The mortgage bonds were a way for the bank to raise funds. The bonds, nominal value 100 rubles, were sold to the public by the borrower or the bank. The bank guaranteed redemption of the bonds with its capital and the mortgaged property. A market developed for these bonds. Initially, the market price fluctuated between 81 and 93.25 rubles. Due to the Russo-Turkish War (1877–1878), the price dropped to 78 rubles. When prices rebounded and stabilized at 92–96 rubles, Russian government ordered to lower the interest rate to 5% in 1886. In 1895, the bonds traded at 99–102 rubles and the government lowered the interest to 4.5%. In 1900, among Russian land banks, only Moscow Land Bank had more outstanding mortgage bonds. During the Russian Revolution of 1905, the bond price dropped to 68 rubles. After the revolution, the market recovered and in early 1913 Vilnius Land Bank had 146.5 million rubles worth of mortgage bonds outstanding. In 1913 they traded at an average of 86 rubles.

===Capital and reserves===
According to banking regulations, the bank could lend not more than 10 times its capital. Therefore, as lending increased every year, new shares had to be issued almost annually. Up to 1902, the bank issued 33,700 additional shares (nominal value 250 rubles). The shares were first offered to existing shareholders who often bought majority of the new shares using their annual dividends. In 1896, Vilnius Land Bank had third largest capital among land banks after Moscow and Kharkiv banks. In 1898, Vilnius Land Bank had a profit of 1.6 million rubles, second largest after Moscow Land Bank (1.9 million). In 1912–1914, Vilnius Land Bank was the second largest, after the Bank Handlowy w Warszawie, among Polish banks in terms of capital. The annual dividend grew from 4.35% in 1873, 8% in 1874, and 14.0–14.9% in 1878–1885, to 16% in 1896–1900. The dividends dipped to 13.12% in 1904. The bank took great care to keep the dividend high and consistent, cutting bonuses for board members and even reducing bank's capital in a bad year. The capital grew to 10.6 million rubles in 1913–1914. This capital was used to provide short-term loans and any excess was required to be invested in Russian government bonds.

The bank was also required to have a reserve capital which could be used to cover losses, guarantee 8% annual dividend, or timely payment of interest on mortgage bonds in case of a borrower's default. The reserve capital had to be at least a third (later half) of its stock capital and at least a third of it had to be invested in Russian government bonds or deposited with the State Bank of the Russian Empire. Investment income from Russian government bonds and 5% of annual profit were transferred to this reserve capital. From 1883, newly issued shares were required to be sold at a premium over the nominal face value to build up the reserve. The bank achieved the required reserve level (4.8 million rubles) in 1904. From 1899, the bank had a second special reserve to cover investment losses.

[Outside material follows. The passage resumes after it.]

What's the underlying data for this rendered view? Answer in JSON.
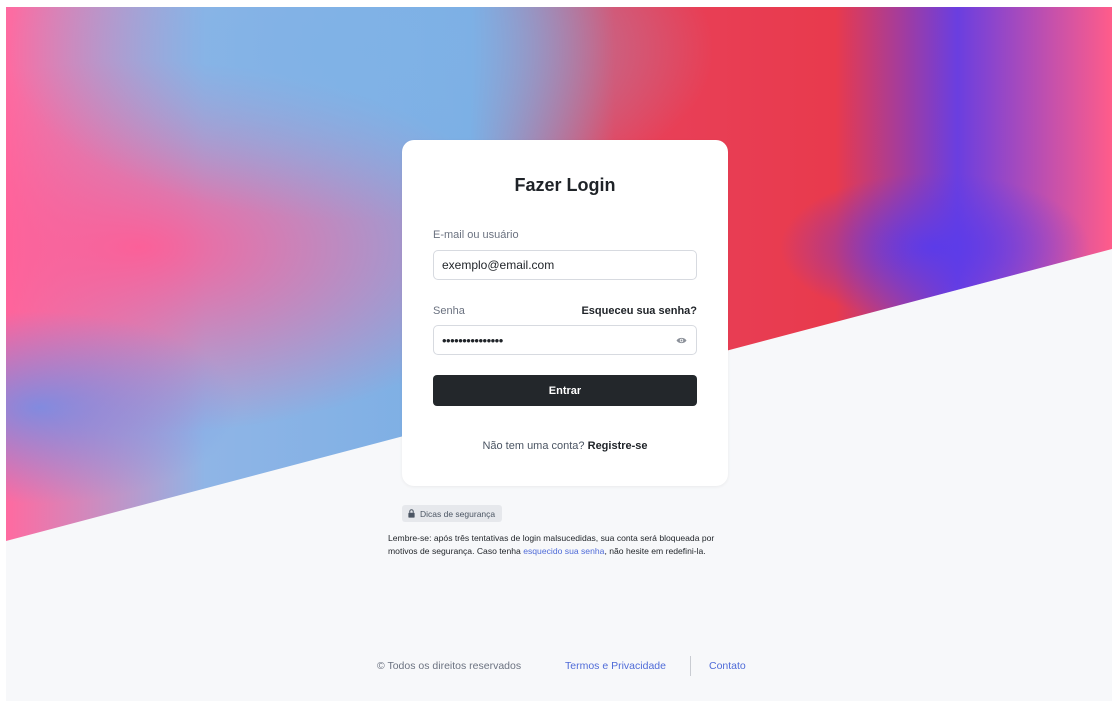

Due to requirements of keeping capital invested (mostly stocks of railway companies and Russian government bonds), the bank suffered significant losses (10.4 million rubles) in 1900–1905.

==After World War I==
Vilnius Land Bank returned to its old headquarters in Vilnius, now part of the Second Polish Republic, in 1920 and continued to issue mortgages and mortgage bonds. The bond interest rates varied between 4.5%, 5%, 8% and 10%. The bonds were denominated both in Polish złoty and in U.S. dollars until the 1934 devaluation of the U.S. dollar. In the post-war years, the bank raised its capital only twice, in 1925 and 1928, but continued to keep its annual dividend high at 8% to 13%. It continued to pay the annual dividend even during the Great Depression. However, its lending volume in 1930 was only 23% of pre-war lending. In 1935, the bank organized an auction for 160 urban properties and 447 rural properties encompassing approximately 400000 ha of land. In 1936, it was ranked the 8th largest private bank in Poland in terms of capital (6.3 million złoty); at the time, it had total assets of 114 million złoty. Aleksander Meysztowicz was chairman of the bank for most of the interwar period (1918–1926, 1932–1939).